And the worst performing newcomer to the share market in 2023 since debut has been ACDC Metals (ASX:ADC), which is trading 56.50% below its listing price at $0.09/share.
With the cash rate now at 4.1%, the impact on the risk-free premium means that the required return from equities needs to be higher to justify the higher risk compared to leaving the money in the bank. Given this higher hurdle it is not surprising then that investors are slightly more risk averse. In addition, the higher interest rates will impact those businesses which are capital intensive and in some instances not yet profitable.

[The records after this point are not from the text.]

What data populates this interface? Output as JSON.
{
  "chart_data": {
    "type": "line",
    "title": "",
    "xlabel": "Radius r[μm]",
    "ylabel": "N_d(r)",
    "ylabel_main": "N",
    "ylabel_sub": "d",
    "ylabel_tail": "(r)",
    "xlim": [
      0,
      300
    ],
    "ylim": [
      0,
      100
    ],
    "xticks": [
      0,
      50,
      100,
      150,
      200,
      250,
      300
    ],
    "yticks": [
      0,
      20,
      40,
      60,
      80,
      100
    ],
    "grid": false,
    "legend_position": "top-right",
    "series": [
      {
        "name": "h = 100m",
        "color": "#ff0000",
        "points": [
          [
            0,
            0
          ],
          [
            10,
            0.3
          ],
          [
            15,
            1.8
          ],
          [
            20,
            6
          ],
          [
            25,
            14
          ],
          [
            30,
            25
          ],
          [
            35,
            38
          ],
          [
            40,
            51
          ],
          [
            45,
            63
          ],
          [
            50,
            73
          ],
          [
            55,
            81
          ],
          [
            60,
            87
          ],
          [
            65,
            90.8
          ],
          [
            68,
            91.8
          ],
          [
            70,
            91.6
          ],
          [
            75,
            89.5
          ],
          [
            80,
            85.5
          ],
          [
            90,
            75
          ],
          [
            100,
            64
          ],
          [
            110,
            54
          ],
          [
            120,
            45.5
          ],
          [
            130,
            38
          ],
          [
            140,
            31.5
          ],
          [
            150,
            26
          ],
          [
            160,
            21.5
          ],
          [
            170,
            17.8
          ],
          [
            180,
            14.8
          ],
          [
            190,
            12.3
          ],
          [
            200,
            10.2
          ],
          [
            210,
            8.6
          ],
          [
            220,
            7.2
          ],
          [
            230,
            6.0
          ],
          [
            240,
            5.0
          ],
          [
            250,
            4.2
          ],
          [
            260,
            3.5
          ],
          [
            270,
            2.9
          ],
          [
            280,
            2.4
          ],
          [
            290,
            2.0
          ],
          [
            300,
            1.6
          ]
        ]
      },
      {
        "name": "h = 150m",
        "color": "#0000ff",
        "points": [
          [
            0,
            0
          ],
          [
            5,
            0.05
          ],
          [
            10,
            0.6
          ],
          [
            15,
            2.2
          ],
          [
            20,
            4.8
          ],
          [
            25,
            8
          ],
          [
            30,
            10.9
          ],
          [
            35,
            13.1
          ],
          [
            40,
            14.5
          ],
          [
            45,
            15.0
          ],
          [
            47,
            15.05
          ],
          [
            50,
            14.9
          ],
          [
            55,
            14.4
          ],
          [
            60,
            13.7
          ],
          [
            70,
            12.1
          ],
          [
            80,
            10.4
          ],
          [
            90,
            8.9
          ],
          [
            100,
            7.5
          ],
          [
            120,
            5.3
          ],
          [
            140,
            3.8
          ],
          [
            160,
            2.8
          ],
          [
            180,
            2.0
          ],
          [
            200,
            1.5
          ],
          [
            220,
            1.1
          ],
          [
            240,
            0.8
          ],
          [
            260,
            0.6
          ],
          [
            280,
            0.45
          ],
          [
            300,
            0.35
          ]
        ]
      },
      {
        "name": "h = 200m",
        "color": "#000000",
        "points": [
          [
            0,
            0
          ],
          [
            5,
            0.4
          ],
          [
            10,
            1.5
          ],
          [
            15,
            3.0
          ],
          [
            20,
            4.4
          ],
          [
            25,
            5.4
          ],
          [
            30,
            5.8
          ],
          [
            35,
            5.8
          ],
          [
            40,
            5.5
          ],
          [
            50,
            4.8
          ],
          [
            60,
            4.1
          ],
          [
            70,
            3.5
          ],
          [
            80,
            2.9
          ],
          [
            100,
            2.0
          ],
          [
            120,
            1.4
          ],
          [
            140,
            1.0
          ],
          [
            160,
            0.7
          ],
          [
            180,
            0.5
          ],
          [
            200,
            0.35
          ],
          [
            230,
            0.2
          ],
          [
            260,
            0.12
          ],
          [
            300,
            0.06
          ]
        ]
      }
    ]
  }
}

So when it comes to investing in IPOs there are a few key things to consider.
- understanding the risks associated with the business and sector it operates in,
- understanding the capital structure and reviewing the financials,
- You may see a company like Acusensus in the right thematic – AI – but when assessing its revenue outlook and growth, it may not be the right investment for you compared to other companies in the same space.
Locally from Monday to Thursday the ASX200 fell 0.55% weighed down by the healthcare sector losing 1.7%, information technology stocks falling 1.66% and the materials sector falling 0.82%. Market volatility was driven this week by outlook for future rate hikes out of the RBA and Federal Reserve alongside recessionary concerns amid signs of slowing economic growth.
The winning stocks on the ASX200 over the four days were led by Costa Group (ASX:CGC) soaring almost 21% following the receipt of a takeover offer worth $1.6bn from Paine Swartz Partners. Silver Lake Resources (ASX:SLR) rallied 13.47% this week and Bellevue Gold (ASX:BGL) added just over 11% from Monday to Thursday.
AMP (ASX:AMP) took the biggest hit on the ASX200 this week with the company falling almost 10% as the Federal Court in Victoria ruled in favour of claimants against AMP in a class action known as the ‘buyer of last resort’ proceedings.
On the broader All Ordinaries, the winning stocks were led by Tigers Realm Coal (ASX:TIG) soaring 40%, while St Barbara (ASX:SBM) jumped 38.38% and Betmakers Technology Group (ASX:BET) rose 28.05%.
At the other end of the All Ords, Cokal (ASX:CKA) fell 22.50% this week, Sunland Group (ASX:SDG) dropped 20.45% and PSC (ASX:PSC) Insurance lost 12.55%.
The most traded stocks by Bell Direct clients from Monday to Thursday were CSL (ASX:CSL), BHP (ASX:BHP), Origin Energy (ASX:ORG), Brickworks (ASX:BKW), Elders (ASX:ELD), Lynas Rare Earths (ASX:LYC), MMA Offshore (ASX:MRM), and Champion Iron (ASX:CIA).
Clients also bought into Woolworths Group (ASX:WOW), while taking profits from Pilbara Minerals (ASX:PLS).
On the diversification front, the most traded ETFs by Bell Direct clients from Monday to Thursday were Global X Copper Miners ETF AUD, Vanguard Australian Shares Index ETF, and BetaShares Australian Major Bank Hybrids Index ETF.
Looking at the week ahead, Westpac consumer confidence data for July is out on Tuesday with the forecast of a rise to 1.5% for the month ahead, up from 0.2% in June as investor confidence is boosted by the RBA’s rate pause for July amid signs of easing inflation down under.
NAB Business confidence data for June is also out on Tuesday with the expectation of a decline to minus 6 points, down from minus 4 points in May.
Overseas, US inflation rate data for June is out on Wednesday with consensus expecting a slight dip to 0.3% for the month of June down from 0.4% in May, while the inflation rate YoY is expecting to slide to 3.6% for June on an annual basis from 4% in May.
China’s trade balance data for June is also out on Thursday next week, with the expectation for an increase in trade surplus to $68bn from $65.81bn in May.
And that’s all we have time for today, have a wonderful weekend and as always, happy investing!